By Beth Crow, Youth Missioner for the Episcopal Diocese of North Carolina and coordinator of Lift Every Voice [CC BY-SA 4.0], via Wikimedia Commons

On November 1st, one history-making presiding Bishop of the Episcopal Church will leave office as another history-maker enters.

Bishop Michael Curry of North Carolina was elected by a wide margin at the Episcopal General Convention in Salt Lake City, Utah on June 27th, the Huffington Post reported. 

He will be the first African-American to hold the post, and he will take over for Presiding Bishop Katharine Jefferts Schori.  She was the first woman to lead any national Anglican church.  The 1.9 million member Episcopal Church in America is a branch of the 80 million member worldwide Anglican Communion.  The Anglican Communion has roots in the Church of England, the New York Times reported.

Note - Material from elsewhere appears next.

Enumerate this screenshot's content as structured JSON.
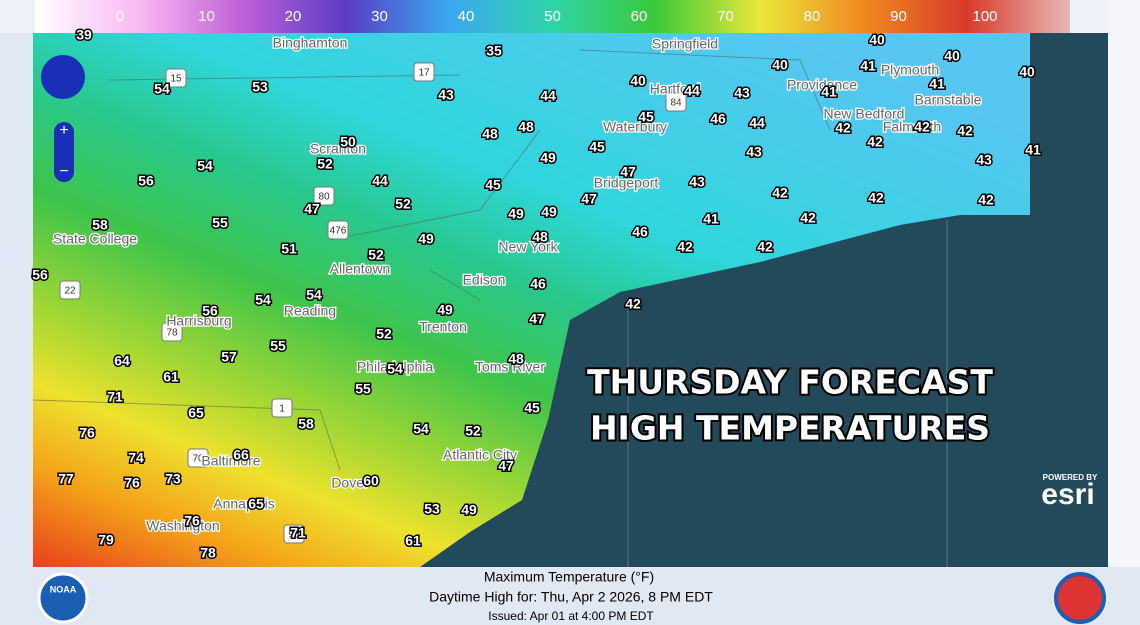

Prior to this election, Curry served as the rector of the St. Stephen Episcopal Church in Winston-Salem, North Carolina, rector of the St. Simon of Cyrene Episcopal Church in Lincoln Heights, Ohio, and most recently the rector of the St. James’ Episcopal Church in Baltimore, Maryland until 2000.  After that he was elected bishop of the Episcopal Diocese of North Carolina (Wikipedia).

Curry has long been a proponent of evangelism within the Episcopal Church, often praying for “a church passionately committed to making disciples.” 

He will enter office in a time of change and turmoil as the membership of the Episcopal Church declines (a trend in congregations of many other Christian churches).  He has always been a supporter of gay rights, even speaking out against North Carolina’s ban on same-sex marriage

His time as presiding Bishop will no doubt also be noted and important as the African-American community tries to make sense of the murder of nine members of a historic black church in South Carolina and rallies behind the Black Lives Matter movement centered around the death of African-Americans at the hands of police officers.